Regione che vai tradizioni che trovi. L’Abruzzo, con le sue bellezze paesaggistiche, la candida neve e le luci natalizie che illuminano i paesini, è una terra ricca di tradizioni tramandate di generazione in generazione e ancora oggi fortemente sentite dagli abitanti del luogo.
Il magico rito del ceppo ne è un esempio. La tradizione vuole che si lasci ardere un ceppo dalla notte della Vigilia di Natale fino alla notte di Capodanno, senza farlo mai spegnere. Il ceppo che arde, chiamato tecchia in dialetto abruzzese, simboleggia l’anno che volge al termine portando via con sé ogni cosa, bella e brutta, gettando nell’oblio tutti gli eventi accaduti nel corso dell’anno.
Ogni famiglia abruzzese si riunisce al momento dell’accensione del fuoco propiziatorio recitando una formula magica di buon auspicio: “Si rallegri il ceppo, domani è il giorno del pane. Ogni grazia di Dio entri in questa casa.

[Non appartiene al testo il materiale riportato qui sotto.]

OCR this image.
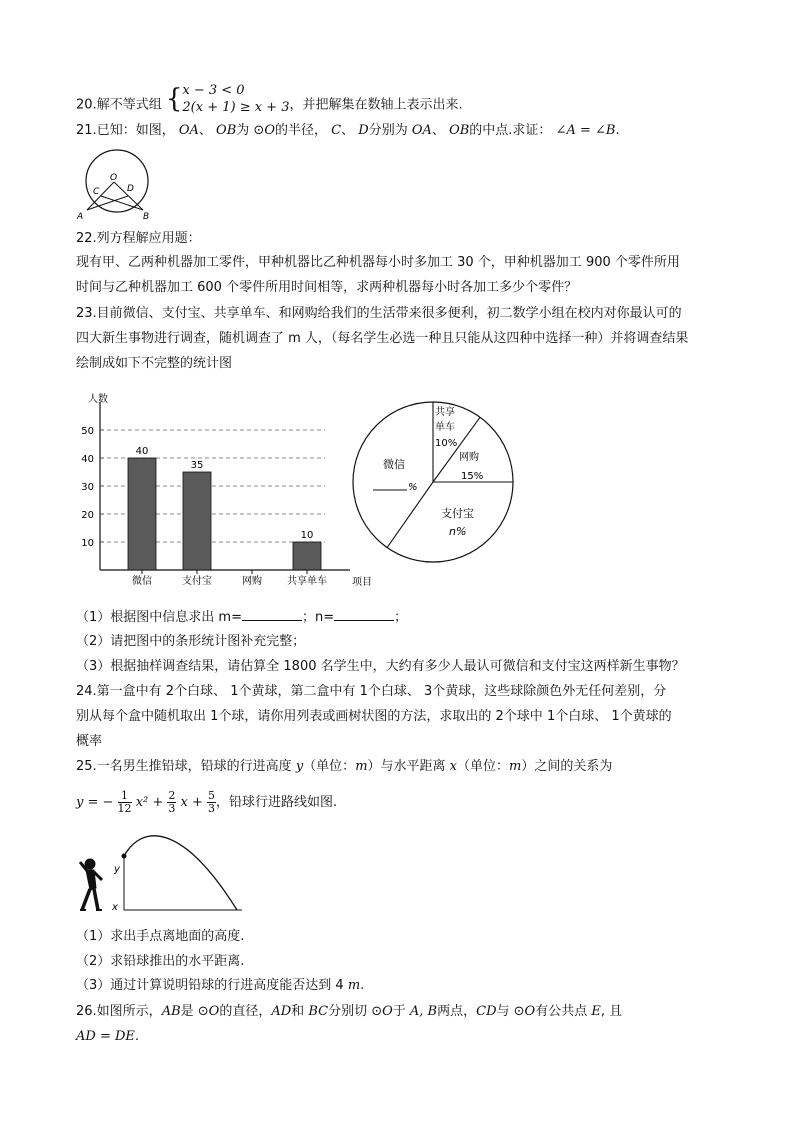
20.解不等式组 { x − 3 < 0
2(x + 1) ≥ x + 3 ，并把解集在数轴上表示出来.
21.已知：如图， OA、 OB为 ⊙O的半径， C、 D分别为 OA、 OB的中点.求证： ∠A = ∠B.
O
C	D
A	B
22.列方程解应用题：
现有甲、乙两种机器加工零件，甲种机器比乙种机器每小时多加工 30 个，甲种机器加工 900 个零件所用
时间与乙种机器加工 600 个零件所用时间相等，求两种机器每小时各加工多少个零件？
23.目前微信、支付宝、共享单车、和网购给我们的生活带来很多便利，初二数学小组在校内对你最认可的
四大新生事物进行调查，随机调查了 m 人，（每名学生必选一种且只能从这四种中选择一种）并将调查结果
绘制成如下不完整的统计图
人数
项目
10
20
30
40
50
微信
40
支付宝
35
网购	共享单车
10
共享
单车
10%
网购
15%
支付宝
n%
微信
%
（1）根据图中信息求出 m=	；n=	；
（2）请把图中的条形统计图补充完整；
（3）根据抽样调查结果，请估算全 1800 名学生中，大约有多少人最认可微信和支付宝这两样新生事物？
24.第一盒中有 2个白球、 1个黄球，第二盒中有 1个白球、 3个黄球，这些球除颜色外无任何差别，分
别从每个盒中随机取出 1个球，请你用列表或画树状图的方法，求取出的 2个球中 1个白球、 1个黄球的
概率
25.一名男生推铅球，铅球的行进高度 y（单位：m）与水平距离 x（单位：m）之间的关系为
y = − $\frac{1}{12} x^2 + \frac{2}{3}$ $x + \frac{5}{3}$ ，铅球行进路线如图.
y
x
（1）求出手点离地面的高度.
（2）求铅球推出的水平距离.
（3）通过计算说明铅球的行进高度能否达到 4 m.
26.如图所示，AB是 ⊙O的直径，AD和 BC分别切 ⊙O于 A, B两点，CD与 ⊙O有公共点 E, 且
AD = DE.
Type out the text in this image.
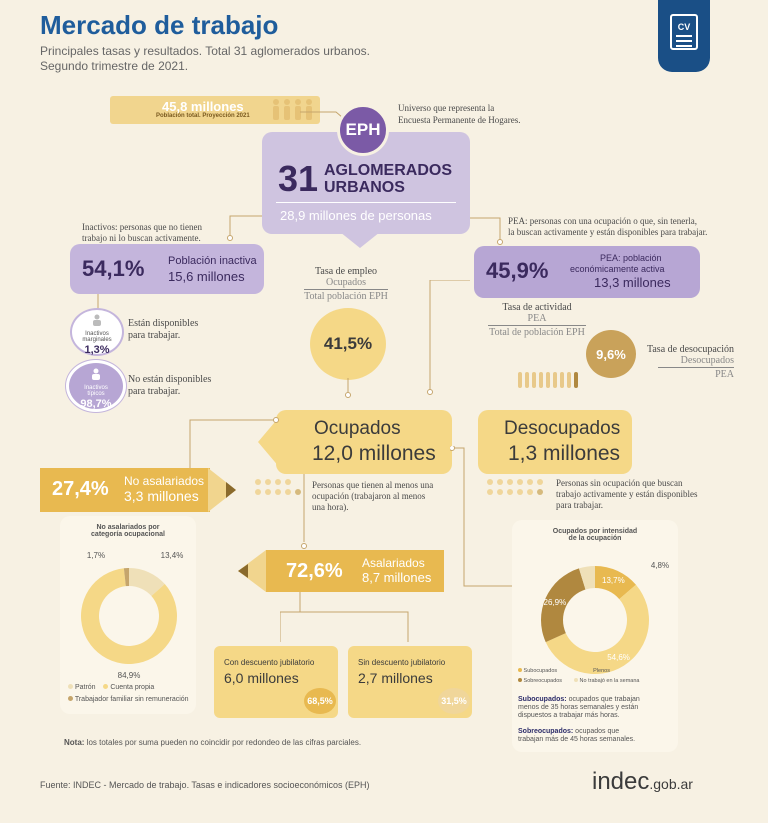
Mercado de trabajo
Principales tasas y resultados. Total 31 aglomerados urbanos.
Segundo trimestre de 2021.
CV
45,8 millones
Población total. Proyección 2021
31 AGLOMERADOS
URBANOS
28,9 millones de personas
EPH
Universo que representa la
Encuesta Permanente de Hogares.
Inactivos: personas que no tienen
trabajo ni lo buscan activamente.
54,1% Población inactiva
15,6 millones
Inactivos
marginales
1,3%
Están disponibles
para trabajar.
Inactivos
típicos
98,7%
No están disponibles
para trabajar.
PEA: personas con una ocupación o que, sin tenerla,
la buscan activamente y están disponibles para trabajar.
45,9%	PEA: población
económicamente activa
13,3 millones
Tasa de actividad
PEA
Total de población EPH
Tasa de empleo
Ocupados
Total población EPH
41,5%
9,6%	Tasa de desocupación
Desocupados
PEA
Ocupados
12,0 millones
Desocupados
1,3 millones
Personas que tienen al menos una
ocupación (trabajaron al menos
una hora).
Personas sin ocupación que buscan
trabajo activamente y están disponibles
para trabajar.
27,4% No asalariados
3,3 millones
No asalariados por
categoría ocupacional
13,4%
84,9%
1,7%
Patrón Cuenta propia
Trabajador familiar sin remuneración
72,6% Asalariados
8,7 millones
Con descuento jubilatorio
6,0 millones
68,5%
Sin descuento jubilatorio
2,7 millones
31,5%
Ocupados por intensidad
de la ocupación
13,7%
54,6%
26,9%
4,8%
Subocupados	Plenos
Sobreocupados	No trabajó en la semana
Subocupados: ocupados que trabajan
menos de 35 horas semanales y están
dispuestos a trabajar más horas.
Sobreocupados: ocupados que
trabajan más de 45 horas semanales.
Nota: los totales por suma pueden no coincidir por redondeo de las cifras parciales.
Fuente: INDEC - Mercado de trabajo. Tasas e indicadores socioeconómicos (EPH)	indec.gob.ar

Le donne facciano i figlioli, le capre caprette, le pecore agnelletti, abbondi il grano e la farina e si riempia la conca di vino”.
Una volta compiuto il rito, la notte di San Silvestro la cenere del ceppo arso veniva sparsa nella terra per renderlo fertile per il nuovo anno.
Nel borgo di Tufillo, si tiene ogni anno un’altra usanza legata al fuoco. Il 24 dicembre si celebra la notte dei Faugni. Le origini di questo rito si perdono la notte dei tempi, addirittura risalgono al 431 d.C. La farchia, un tronco lungo 20 metri, è la protagonista di questo rito propiziatorio. A mezzanotte del 24 dicembre il rito si compie dinanzi alla chiesa di Santa Giusta dove viene appiccato il fuoco mentre gli abitanti intonano canti natalizi e mangiano dolci tipici come torcinelli, cagionetti, biscotti di mandorle e pizzelle.
Un altro rito interessante si celebra il 23 dicembre a Lanciano: la squilla. Le origini di quest’usanza risalgono al ‘600 quando l’arcivescovo Tasso il 23 dicembre 1607 percorse scalzo la chiesa dell’Iconicella dal suo palazzo suonando una campanella durante il tragitto. Il suo pellegrinaggio ricordava quello dei pastori verso la grotta di Betlemme. Oggi in Abruzzo il suono delle campane il 23 dicembre dalle 18 alle 19 segna l’inizio delle festività natalizie e tutti gli abitanti scendono nelle piazze a scambiarsi gli auguri.
A Santo Stefano, invece, la notte del 25 dicembre si tiene la “ntosse”, una processione con fiaccole accese fino alla chiesa dove viene appiccato un grande fuoco che ricorda ancora una volta il cammino dei Re Magi fino alla grotta del Bambin Gesù.
In Abruzzo, come le altre regioni d’Italia, è caratterizzato da piatti tipici natalizi che si portano in tavola fra questi in particolare vanno nominati:
Il pranzo di Natale si conclude con i dolci tipici della tradizione del natale in Abruzzo che sono il parrozzo, una pagnotta di granoturco con mandorle, cotta al forno e ricoperta di cioccolato. O ancora i calcionetti ripieni di purea di marroni, ma vi sono anche nelle varianti con ripieno di confettura di uva o cacao e mandorle.
Non possiamo che concludere col detto abruzzese: “Dove ci magne ddu’ ci magne pure tre” che tradotto significa – dove si mangia in due si mangia anche in tre – (quante volte lo ho sentito dire dalla mia cara nonna e non abruzzese ma veneta dove il piatto tipico del Natale era la Pearà.